Vous mentionnez, dans votre note d’intention, « un travail de recherche sur les combinaisons de timbres et d’harmonies à partir d’analyses spectrales réalisées sur les percussions résonnantes comme des gongs, des cymbales ou des tams-tams ». En quoi a constitué précisément cette recherche et quels outils avez-vous utilisés ?
Le matériau harmonique de l’œuvre entière est basé sur les résultats de l’analyse spectrale du son d’un gong balinais que l’on entend au début de la pièce et à certains moments clés de la structure. Les modèles de résonance ont été transformés à travers des processus de distorsion, transposition, filtrage et décalage des fréquences afin de faire évoluer la matière sonore et le parcours formel.
Les moyens technologiques mobilisés pour la réalisation de la partie préliminaire ainsi que la production du matériau utilisé dans la composition ont reposé sur l’utilisation de l’environnement informatique Max/MSP, créé par l’Ircam. Un patch dédié a été développé (en collaboration avec le compositeur et réalisateur d’informatique musicale José Miguel Fernandez) afin de permettre la création et la simulation d’accords orchestraux.

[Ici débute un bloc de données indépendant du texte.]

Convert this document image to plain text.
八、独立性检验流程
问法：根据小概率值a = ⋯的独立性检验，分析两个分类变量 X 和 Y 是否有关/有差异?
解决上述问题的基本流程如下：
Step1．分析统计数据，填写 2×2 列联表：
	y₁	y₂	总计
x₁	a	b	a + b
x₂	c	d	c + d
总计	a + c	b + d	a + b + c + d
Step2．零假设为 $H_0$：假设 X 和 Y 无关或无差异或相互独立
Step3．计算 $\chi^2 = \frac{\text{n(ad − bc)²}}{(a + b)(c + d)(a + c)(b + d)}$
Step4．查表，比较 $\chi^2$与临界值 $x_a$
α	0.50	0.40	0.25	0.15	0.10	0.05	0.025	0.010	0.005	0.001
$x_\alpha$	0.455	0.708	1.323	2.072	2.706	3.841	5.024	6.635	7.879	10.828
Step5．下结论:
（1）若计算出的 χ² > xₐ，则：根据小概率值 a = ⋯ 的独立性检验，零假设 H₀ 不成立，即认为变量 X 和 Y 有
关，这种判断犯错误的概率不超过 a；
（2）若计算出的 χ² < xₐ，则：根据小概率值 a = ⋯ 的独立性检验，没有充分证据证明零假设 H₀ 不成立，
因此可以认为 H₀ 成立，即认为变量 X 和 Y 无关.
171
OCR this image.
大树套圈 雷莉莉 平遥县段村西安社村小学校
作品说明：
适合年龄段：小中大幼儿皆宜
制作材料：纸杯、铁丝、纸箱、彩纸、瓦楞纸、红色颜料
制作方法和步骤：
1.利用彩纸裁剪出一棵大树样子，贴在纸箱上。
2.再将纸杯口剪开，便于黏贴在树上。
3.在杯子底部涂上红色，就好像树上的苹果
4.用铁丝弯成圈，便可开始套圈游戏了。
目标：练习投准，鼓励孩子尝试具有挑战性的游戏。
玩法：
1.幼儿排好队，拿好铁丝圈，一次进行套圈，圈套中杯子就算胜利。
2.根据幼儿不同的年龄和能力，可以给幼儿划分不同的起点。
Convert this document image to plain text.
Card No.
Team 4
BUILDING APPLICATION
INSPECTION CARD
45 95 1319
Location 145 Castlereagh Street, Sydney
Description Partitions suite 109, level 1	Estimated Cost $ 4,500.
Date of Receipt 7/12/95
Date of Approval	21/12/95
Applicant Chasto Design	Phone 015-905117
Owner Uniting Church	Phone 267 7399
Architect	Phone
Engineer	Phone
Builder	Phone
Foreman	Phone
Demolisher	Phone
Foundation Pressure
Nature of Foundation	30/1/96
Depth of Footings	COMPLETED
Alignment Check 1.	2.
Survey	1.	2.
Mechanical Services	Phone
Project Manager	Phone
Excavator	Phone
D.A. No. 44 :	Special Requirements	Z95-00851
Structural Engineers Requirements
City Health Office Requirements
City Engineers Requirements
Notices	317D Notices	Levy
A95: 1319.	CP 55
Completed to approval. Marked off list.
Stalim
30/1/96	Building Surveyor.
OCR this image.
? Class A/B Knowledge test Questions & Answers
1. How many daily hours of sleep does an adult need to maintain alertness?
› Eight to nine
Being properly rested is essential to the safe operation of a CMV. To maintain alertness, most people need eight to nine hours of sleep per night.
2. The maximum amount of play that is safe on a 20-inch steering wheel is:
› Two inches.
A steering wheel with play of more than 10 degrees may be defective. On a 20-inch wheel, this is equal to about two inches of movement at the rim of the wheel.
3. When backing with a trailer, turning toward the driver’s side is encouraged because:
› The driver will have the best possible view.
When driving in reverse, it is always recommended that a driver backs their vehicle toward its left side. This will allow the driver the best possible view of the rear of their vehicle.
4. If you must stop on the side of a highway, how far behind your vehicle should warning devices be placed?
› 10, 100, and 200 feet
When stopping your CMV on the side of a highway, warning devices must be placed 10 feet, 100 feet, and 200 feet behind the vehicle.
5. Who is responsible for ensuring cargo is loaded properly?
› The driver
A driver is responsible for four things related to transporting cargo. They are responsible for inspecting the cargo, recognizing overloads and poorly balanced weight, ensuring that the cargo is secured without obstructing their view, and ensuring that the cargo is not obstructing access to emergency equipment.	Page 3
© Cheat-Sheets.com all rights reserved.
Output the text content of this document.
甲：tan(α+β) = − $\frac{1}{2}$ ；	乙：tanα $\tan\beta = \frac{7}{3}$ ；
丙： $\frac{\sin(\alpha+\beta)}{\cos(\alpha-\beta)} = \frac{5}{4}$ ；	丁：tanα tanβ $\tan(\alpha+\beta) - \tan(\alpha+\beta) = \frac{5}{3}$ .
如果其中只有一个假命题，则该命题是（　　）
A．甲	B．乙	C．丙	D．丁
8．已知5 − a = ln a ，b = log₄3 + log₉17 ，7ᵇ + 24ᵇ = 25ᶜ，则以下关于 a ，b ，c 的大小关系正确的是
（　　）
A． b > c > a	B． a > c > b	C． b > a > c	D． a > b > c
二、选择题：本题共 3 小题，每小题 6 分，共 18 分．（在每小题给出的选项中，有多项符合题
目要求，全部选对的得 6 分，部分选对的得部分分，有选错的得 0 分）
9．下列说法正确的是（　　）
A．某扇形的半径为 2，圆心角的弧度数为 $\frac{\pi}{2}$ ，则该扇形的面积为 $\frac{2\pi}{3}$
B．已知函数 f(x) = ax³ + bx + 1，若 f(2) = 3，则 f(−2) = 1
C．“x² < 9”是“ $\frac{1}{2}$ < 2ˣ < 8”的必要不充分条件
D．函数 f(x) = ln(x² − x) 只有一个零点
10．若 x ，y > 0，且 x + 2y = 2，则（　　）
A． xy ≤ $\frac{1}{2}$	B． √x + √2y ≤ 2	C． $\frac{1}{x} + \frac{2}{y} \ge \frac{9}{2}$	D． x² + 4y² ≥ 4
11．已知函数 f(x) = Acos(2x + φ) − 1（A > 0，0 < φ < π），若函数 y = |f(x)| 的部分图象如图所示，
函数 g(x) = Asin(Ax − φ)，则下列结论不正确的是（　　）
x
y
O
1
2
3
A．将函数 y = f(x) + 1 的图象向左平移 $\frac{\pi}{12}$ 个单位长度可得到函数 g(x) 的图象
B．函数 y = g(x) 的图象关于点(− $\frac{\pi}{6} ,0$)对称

Répétition de Nel cielo appena arato à la Cité de la musique
Quels étaient les enjeux de cette œuvre qui ne fait pas intervenir l’électronique comme dans les pièces mixtes que vous allez écrire par la suite ?
La pièce relève de la Musique Assistée par Ordinateur (MAO). Ce travail m’a permis d’explorer plusieurs logiciels au service de ma pensée musicale et d’élargir mes techniques d’écriture. L’un des enjeux principaux de l’œuvre a été d’articuler une écriture instrumentale solistique — rythmée, dense, virtuose — avec un matériau harmonique dont les caractéristiques sont plutôt statiques et étalées dans le temps. Il s’agissait de faire coexister deux dynamiques contrastées : d’un côté l’impulsion et la mobilité du jeu instrumental, de l’autre la lenteur évolutive et l’ancrage des structures spectrales.
Quelle est votre position vis-à-vis du courant spectral des années 1970 ? Est-ce une esthétique dont vous revendiquez, sinon l’héritage, du moins l’envergure des recherches menées dans le domaine du timbre et ses composantes ?
J’ai approfondi l’esthétique spectrale depuis mon arrivée en France (2006), en y consacrant notamment une partie de mon travail de Master d’Arts de l’Université Paris 8 (« Les modèles de résonance des instruments à percussion pour la composition et l’orchestration »). Même si je n’ai pas poursuivi le développement des outils spécifiques mis au point pour cette pièce, les recherches menées sur le timbre et ses composantes, en lien avec l’orchestre et les traitements électroniques constituent un axe privilégié dans mon univers sonore et une réflexion permanente dans ma composition.